Data Center手册(1):架构
如图是数据中心的一个基本架构
最上层是Internet Edge,也叫Edge Router,也叫Border Router,它提供数据中心与Internet的连接。
- 连接多个网络供应商来提供冗余可靠的连接
- 对外通过BGP提供路由服务,使得外部可以访问内部的IP
- 对内通过iBGP提供路由服务,使得内部可以访问外部IP
- 提供边界安全控制,使得外部不能随意访问内部
- 控制内部对外部的访问
为了HA的需要,往往会有两个Border Router
Typical enterprise Internet connectivity design:
- Two edge routers, IR1 and IR2, provide direct connectivity to the Internet.
- a pair of firewalls provides stateful inspection capabilities and access to both the internal network and the demilitarized zone (DMZ).
- The DMZ contains public-facing services such as web; this is the only network accessible directly from the public Internet.
- The internal network should never be accessed directly by the Internet,
- but traffic sourced from the internal network must be able to reach Internet sites.
在Border Router上往往设置ACL对访问进行控制
Border Router ACLs:
- Special-use address and anti-spoofing entries that deny illegitimate sources and packets with source addresses that belong within your network from entering the network from an external source
- RFC 1918 defines reserved address space that is not a valid source address on the Internet.
- RFC 3330 defines special-use addresses that might require filtering.

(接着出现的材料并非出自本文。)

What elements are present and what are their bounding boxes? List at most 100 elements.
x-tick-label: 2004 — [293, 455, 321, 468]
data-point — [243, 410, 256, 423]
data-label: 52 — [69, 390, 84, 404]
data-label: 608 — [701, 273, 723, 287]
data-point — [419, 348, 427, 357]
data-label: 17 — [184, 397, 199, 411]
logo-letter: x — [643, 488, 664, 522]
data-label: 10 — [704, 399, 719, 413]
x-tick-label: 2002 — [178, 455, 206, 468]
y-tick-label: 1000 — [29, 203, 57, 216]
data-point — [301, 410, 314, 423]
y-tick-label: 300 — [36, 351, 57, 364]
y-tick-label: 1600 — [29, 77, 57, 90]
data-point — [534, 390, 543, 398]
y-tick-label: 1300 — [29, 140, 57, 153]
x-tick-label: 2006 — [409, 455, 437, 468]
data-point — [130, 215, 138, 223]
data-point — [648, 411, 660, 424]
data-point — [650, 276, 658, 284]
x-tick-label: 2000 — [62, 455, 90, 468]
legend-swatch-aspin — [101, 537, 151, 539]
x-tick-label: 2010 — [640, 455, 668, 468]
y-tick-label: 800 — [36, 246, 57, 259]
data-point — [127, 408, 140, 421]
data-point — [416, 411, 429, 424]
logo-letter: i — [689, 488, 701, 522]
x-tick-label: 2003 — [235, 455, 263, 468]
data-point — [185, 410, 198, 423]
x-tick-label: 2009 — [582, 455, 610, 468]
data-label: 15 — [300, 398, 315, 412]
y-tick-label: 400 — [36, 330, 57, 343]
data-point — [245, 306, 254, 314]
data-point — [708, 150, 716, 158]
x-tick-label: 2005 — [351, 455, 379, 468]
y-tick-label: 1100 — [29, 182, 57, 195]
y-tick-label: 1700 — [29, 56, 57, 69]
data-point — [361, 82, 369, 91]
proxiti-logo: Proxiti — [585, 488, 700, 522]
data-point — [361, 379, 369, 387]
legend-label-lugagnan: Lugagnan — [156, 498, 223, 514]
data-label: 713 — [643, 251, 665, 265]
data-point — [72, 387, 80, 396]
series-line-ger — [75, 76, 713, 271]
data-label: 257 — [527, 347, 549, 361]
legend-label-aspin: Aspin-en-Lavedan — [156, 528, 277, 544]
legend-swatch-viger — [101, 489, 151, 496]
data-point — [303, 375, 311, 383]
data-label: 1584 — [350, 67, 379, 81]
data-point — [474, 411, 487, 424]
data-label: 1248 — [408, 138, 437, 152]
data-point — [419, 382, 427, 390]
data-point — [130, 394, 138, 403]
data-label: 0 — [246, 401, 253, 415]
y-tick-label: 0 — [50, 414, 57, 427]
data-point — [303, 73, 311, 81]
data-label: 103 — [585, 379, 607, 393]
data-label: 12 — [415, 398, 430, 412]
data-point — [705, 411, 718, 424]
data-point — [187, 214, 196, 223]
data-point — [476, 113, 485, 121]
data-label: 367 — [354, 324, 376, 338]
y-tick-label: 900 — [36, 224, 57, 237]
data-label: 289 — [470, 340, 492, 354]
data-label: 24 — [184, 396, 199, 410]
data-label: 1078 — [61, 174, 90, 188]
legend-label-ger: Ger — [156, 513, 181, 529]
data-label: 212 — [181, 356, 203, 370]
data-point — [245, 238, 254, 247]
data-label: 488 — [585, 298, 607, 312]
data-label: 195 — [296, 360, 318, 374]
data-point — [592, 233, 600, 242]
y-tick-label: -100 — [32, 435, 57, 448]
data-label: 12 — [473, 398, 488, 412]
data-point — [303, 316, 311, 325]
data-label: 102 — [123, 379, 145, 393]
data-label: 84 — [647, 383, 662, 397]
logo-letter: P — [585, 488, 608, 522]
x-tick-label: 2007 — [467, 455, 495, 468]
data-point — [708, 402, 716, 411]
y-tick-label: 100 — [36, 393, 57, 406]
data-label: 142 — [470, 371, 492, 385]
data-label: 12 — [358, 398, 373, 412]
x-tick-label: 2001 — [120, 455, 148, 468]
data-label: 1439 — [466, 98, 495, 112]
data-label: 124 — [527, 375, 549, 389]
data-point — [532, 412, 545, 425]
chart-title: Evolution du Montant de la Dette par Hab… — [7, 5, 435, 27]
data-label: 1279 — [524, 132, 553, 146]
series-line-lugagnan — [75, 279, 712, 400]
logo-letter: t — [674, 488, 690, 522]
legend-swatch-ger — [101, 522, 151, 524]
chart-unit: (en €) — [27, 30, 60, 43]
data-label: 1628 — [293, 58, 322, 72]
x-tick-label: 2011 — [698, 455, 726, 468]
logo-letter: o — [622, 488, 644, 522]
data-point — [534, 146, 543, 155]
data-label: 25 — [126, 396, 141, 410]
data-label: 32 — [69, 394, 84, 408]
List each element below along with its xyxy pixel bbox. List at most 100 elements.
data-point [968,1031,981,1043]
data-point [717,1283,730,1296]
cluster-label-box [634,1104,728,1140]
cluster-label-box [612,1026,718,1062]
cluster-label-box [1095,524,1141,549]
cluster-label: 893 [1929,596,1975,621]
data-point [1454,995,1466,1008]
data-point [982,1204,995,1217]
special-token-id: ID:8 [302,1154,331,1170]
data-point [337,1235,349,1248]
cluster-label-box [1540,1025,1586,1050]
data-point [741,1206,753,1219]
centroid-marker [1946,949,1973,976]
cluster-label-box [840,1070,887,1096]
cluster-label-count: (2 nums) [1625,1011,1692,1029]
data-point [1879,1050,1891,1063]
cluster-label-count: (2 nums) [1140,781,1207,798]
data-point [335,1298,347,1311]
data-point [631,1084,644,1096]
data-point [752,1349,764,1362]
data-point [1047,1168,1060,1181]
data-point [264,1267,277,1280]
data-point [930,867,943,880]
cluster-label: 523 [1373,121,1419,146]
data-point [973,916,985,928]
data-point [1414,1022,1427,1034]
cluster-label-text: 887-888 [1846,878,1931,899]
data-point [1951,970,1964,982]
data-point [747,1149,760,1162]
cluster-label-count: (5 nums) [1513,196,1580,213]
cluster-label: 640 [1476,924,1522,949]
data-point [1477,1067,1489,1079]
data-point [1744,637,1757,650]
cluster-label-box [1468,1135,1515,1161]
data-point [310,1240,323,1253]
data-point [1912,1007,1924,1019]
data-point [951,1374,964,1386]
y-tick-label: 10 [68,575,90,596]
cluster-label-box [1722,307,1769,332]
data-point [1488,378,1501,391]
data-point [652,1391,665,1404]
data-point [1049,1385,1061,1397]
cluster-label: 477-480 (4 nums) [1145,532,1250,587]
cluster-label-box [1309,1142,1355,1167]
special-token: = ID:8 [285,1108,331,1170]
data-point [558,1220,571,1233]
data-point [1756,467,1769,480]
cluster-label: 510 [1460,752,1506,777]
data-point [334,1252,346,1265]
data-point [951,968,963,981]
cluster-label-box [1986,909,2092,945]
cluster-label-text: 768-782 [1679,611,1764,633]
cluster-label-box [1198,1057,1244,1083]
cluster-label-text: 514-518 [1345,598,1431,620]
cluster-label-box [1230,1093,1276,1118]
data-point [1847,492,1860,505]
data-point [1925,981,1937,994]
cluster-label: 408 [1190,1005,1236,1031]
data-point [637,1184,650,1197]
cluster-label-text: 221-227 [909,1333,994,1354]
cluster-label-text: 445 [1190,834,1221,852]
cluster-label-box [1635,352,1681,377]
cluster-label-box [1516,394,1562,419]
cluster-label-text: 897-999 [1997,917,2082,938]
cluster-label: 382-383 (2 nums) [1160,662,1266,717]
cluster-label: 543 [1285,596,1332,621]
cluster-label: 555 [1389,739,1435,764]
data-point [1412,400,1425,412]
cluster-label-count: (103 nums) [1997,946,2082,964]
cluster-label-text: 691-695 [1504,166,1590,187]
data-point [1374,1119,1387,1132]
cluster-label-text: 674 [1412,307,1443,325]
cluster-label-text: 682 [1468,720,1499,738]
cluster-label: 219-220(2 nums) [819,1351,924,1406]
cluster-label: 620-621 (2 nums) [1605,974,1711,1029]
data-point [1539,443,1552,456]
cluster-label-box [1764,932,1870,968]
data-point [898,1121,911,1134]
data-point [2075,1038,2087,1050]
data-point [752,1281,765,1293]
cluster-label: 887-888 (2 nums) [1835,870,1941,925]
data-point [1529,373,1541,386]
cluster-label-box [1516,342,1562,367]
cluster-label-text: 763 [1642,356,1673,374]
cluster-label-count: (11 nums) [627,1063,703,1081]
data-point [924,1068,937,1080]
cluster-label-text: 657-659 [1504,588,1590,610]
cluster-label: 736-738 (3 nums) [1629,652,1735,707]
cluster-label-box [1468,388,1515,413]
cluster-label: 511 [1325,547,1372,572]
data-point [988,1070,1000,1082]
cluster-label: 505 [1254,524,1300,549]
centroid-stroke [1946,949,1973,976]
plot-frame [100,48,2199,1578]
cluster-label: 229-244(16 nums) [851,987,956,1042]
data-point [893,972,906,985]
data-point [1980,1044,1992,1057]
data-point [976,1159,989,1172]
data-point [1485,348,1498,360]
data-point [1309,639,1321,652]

- RFC 2827 provides anti-spoofing guidelines.
- Explicitly permitted return traffic for internal connections to the Internet
- Explicitly permitted externally sourced traffic destined to protected internal addresses
- Explicit deny statement
ACL的一个例子
------------------------------------------------------------------------------------------------
!--- Add anti-spoofing entries.
!--- Deny special-use address sources.
!--- Refer to RFC 3330 for additional special use addresses.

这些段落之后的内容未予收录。